The primary corpus we use for training and evaluation is the New York Times Annotated Corpus (Sandhaus, 2007), LDC2008T19. We distribute our preprocessing as standoff annotations which replace words with (line, char start, char end) triples, except for some cases where words are included manually (e.g. when tokenization makes our data non-recoverable from the original file). A few scattered tokens are included explicitly, plus roughly 1% of files that our system couldn't find a suitable alignment for.

To prepare the dataset, first you need to extract all the XML files from 2003-2007 and flatten them into a single directory. Not all files have summaries, so not all of these will be used. Next, run

mkdir train_corefner
java -Xmx3g -cp <jarpath> edu.berkeley.nlp.summ.preprocess.StandoffAnnotationHandler \
  -inputDir train_corefner_standoff/ -rawXMLDir <path_to_flattened_NYT_XMLs> -outputDir train_corefner/

This will take the train standoff annotation files and reconstitute the real files using the XML data, writing to the output directory. Use eval instead of train to reconstitute the test set.

To reconstitute abstracts, run:

java -Xmx3g -cp <jarpath> edu.berkeley.nlp.summ.preprocess.StandoffAnnotationHandler \
  -inputDir train_abstracts_standoff/ -rawXMLDir <path_to_flattened_NYT_XMLs> -outputDir train_abstracts/ \
  -tagName "abstract"

and similarly swap out for eval appropriately.

ROUGE Scorer

We bundle the system with a version of the ROUGE scorer that will be called during execution. rouge-gillick.sh hardcodes command-line arguments used in this work and in Hirao et al. (2013)'s work. The system expects this in the rouge/ROUGE/ directory under the execution directory, along with the appropriate data files (which we've also bundled with this release).

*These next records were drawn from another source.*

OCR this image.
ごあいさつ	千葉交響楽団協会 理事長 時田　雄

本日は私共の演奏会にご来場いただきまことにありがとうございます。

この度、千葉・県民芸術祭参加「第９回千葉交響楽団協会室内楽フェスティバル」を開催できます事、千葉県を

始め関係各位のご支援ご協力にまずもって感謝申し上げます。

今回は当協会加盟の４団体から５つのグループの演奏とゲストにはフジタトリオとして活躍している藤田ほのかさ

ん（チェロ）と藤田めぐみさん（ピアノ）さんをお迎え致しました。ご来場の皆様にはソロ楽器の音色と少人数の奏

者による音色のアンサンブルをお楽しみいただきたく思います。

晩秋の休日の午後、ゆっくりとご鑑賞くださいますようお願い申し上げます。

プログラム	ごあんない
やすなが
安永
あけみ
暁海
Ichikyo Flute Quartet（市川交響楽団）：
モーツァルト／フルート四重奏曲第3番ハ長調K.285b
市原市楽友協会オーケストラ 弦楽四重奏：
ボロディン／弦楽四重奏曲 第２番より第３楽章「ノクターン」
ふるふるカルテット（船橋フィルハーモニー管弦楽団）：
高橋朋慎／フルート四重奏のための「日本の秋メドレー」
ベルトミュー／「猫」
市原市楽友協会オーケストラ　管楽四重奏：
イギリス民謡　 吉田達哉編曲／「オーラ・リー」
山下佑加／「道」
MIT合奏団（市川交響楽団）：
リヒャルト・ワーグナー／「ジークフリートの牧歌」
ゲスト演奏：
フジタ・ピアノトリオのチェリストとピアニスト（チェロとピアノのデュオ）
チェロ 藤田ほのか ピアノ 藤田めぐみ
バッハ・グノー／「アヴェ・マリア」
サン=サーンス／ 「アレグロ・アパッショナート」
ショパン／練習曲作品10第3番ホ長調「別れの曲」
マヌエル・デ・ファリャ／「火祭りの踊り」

See edu.berkeley.nlp.summ.RougeComputer.evaluateRougeNonTok for a method you can use to evaluate ROUGE in a manner consistent with our evaluation.

Training the system

To train the full system, run:

java -Xmx80g -cp <jarpath> -Djava.library.path=<library path>:/usr/local/lib/jni edu.berkeley.nlp.summ.Main \
  -trainDocsPath <path_to_train_conll_docs> -trainAbstractsPath <path_to_train_summaries> \
  -evalDocsPath <path_to_eval_conll_docs> -evalAbstractsPath <path_to_eval_summaries> -abstractsAreConll \
  -modelPath "models/trained-model.ser.gz" -corefModelPath "models/coref-onto.ser.gz" \
  -printSummaries -printSummariesForTurk \

where <jarpath>, <library path>, and the data paths are instantiated accordingly. The system requires a lot of memory due to caching 25,000 training documents with annotations.

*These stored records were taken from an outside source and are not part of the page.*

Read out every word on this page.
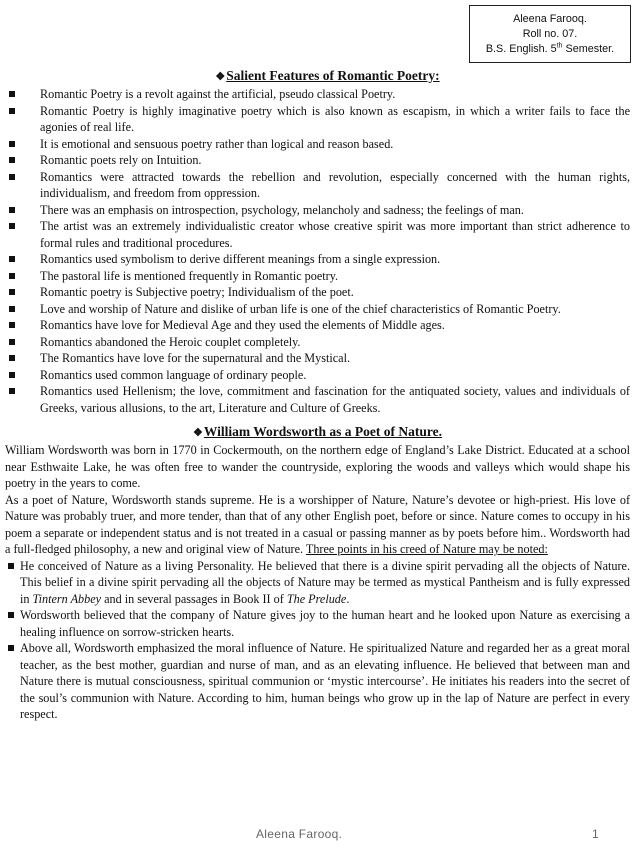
Aleena Farooq.
Roll no. 07.
B.S. English. 5th Semester.
❖Salient Features of Romantic Poetry:
Romantic Poetry is a revolt against the artificial, pseudo classical Poetry.
Romantic Poetry is highly imaginative poetry which is also known as escapism, in which a writer fails to face the agonies of real life.
It is emotional and sensuous poetry rather than logical and reason based.
Romantic poets rely on Intuition.
Romantics were attracted towards the rebellion and revolution, especially concerned with the human rights, individualism, and freedom from oppression.
There was an emphasis on introspection, psychology, melancholy and sadness; the feelings of man.
The artist was an extremely individualistic creator whose creative spirit was more important than strict adherence to formal rules and traditional procedures.
Romantics used symbolism to derive different meanings from a single expression.
The pastoral life is mentioned frequently in Romantic poetry.
Romantic poetry is Subjective poetry; Individualism of the poet.
Love and worship of Nature and dislike of urban life is one of the chief characteristics of Romantic Poetry.
Romantics have love for Medieval Age and they used the elements of Middle ages.
Romantics abandoned the Heroic couplet completely.
The Romantics have love for the supernatural and the Mystical.
Romantics used common language of ordinary people.
Romantics used Hellenism; the love, commitment and fascination for the antiquated society, values and individuals of Greeks, various allusions, to the art, Literature and Culture of Greeks.
❖William Wordsworth as a Poet of Nature.

William Wordsworth was born in 1770 in Cockermouth, on the northern edge of England’s Lake District. Educated at a school near Esthwaite Lake, he was often free to wander the countryside, exploring the woods and valleys which would shape his poetry in the years to come.

As a poet of Nature, Wordsworth stands supreme. He is a worshipper of Nature, Nature’s devotee or high-priest. His love of Nature was probably truer, and more tender, than that of any other English poet, before or since. Nature comes to occupy in his poem a separate or independent status and is not treated in a casual or passing manner as by poets before him.. Wordsworth had a full-fledged philosophy, a new and original view of Nature. Three points in his creed of Nature may be noted:

He conceived of Nature as a living Personality. He believed that there is a divine spirit pervading all the objects of Nature. This belief in a divine spirit pervading all the objects of Nature may be termed as mystical Pantheism and is fully expressed in Tintern Abbey and in several passages in Book II of The Prelude.
Wordsworth believed that the company of Nature gives joy to the human heart and he looked upon Nature as exercising a healing influence on sorrow-stricken hearts.
Above all, Wordsworth emphasized the moral influence of Nature. He spiritualized Nature and regarded her as a great moral teacher, as the best mother, guardian and nurse of man, and as an elevating influence. He believed that between man and Nature there is mutual consciousness, spiritual communion or ‘mystic intercourse’. He initiates his readers into the secret of the soul’s communion with Nature. According to him, human beings who grow up in the lap of Nature are perfect in every respect.
Aleena Farooq.	1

To train the sentence extractive version of the system, add:

-doPronounReplacement false -useFragilePronouns false -noRst

To train the extractive-compressive version, add:

-doPronounReplacement false -useFragilePronouns false

The results you get using this command should be:

  • extractive: ROUGE-1 recall: 38.6 / ROUGE-2 recall: 23.3
  • extractive-compressive: ROUGE-1 recall: 42.2 / ROUGE-2 recall: 26.1
  • full: ROUGE-1 recall: 41.9 / ROUGE-2 recall: 25.7

(Results are slightly different from those in the paper due to minor changes for this release.)